The findings shift focus from just timing to a larger issue — access to care.

Dr Gnanaraj emphasised that the issue goes beyond just poverty. “It is not just poverty — we look at it as access to care, which includes awareness, affordability, availability and trust,” he said.

Cost remains a major barrier. “Hospitals may offer the best treatment as per guidelines, but not always what suits the patient’s affordability,” he noted. “Treatment is not always customised to the patient’s financial situation, and that can lead to delays.”

Insurance processes can further slow care. “Insurance approvals, with multiple queries and clarifications, can delay treatment,” he added.

Trust is another factor. “Some patients do not trust the first doctor’s advice and go for second opinions, losing valuable time,” he said.

The way forward

While the study opens up a “second window” for treatment, doctors stress it should not dilute the urgency of early care. Instead, it highlights the need for more practical, patient-centred pathways in real-world settings.

Gnanaraj pointed out that treatment is often not aligned with what patients can afford. In some cases, an expensive angioplasty is offered upfront, when a lower-cost clot-busting drug could stabilise the patient and allow timely referral.

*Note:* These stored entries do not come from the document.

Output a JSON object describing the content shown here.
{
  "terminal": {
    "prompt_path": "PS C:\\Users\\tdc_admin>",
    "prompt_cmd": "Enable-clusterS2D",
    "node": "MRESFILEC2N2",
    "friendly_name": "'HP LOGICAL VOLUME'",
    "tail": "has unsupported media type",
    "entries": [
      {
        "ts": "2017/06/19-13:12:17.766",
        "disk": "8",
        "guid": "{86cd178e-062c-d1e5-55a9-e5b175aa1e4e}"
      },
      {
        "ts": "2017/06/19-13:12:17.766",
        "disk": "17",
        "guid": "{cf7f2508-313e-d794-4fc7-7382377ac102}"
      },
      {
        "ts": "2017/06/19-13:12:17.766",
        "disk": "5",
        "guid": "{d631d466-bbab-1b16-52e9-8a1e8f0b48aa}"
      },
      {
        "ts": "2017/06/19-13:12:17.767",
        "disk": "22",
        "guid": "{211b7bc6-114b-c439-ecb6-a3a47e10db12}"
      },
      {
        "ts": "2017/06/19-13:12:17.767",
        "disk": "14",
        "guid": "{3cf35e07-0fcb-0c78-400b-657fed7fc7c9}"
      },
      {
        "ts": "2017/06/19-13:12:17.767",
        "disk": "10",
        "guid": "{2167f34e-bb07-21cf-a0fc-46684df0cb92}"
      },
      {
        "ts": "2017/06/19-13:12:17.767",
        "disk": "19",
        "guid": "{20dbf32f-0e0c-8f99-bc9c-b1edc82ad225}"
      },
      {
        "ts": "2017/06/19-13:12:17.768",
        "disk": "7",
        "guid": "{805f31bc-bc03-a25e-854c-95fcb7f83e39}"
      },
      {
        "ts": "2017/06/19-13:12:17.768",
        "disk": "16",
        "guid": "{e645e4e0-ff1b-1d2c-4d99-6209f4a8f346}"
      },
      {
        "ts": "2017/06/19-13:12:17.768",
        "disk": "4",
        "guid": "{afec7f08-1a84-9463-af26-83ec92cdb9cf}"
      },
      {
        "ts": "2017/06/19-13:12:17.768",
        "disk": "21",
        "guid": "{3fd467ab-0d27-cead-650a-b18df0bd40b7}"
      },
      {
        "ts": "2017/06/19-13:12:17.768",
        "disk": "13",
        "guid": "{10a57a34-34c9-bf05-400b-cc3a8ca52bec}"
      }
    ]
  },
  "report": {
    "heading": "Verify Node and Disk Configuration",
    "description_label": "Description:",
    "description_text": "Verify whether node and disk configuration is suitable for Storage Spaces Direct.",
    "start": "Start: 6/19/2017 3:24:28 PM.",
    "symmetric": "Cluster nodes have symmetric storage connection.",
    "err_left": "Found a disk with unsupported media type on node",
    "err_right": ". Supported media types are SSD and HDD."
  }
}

“The system does not look at the patient’s affordability and modify the treatment options,” he said.

He recalled a patient who waited nearly four hours after diagnosis before proceeding with treatment. “The earlier we treat, the better the outcomes.

But even when there is a delay, we should not give up on offering treatment,” he said, underscoring that access — across cost, decision-making and care pathways — remains critical.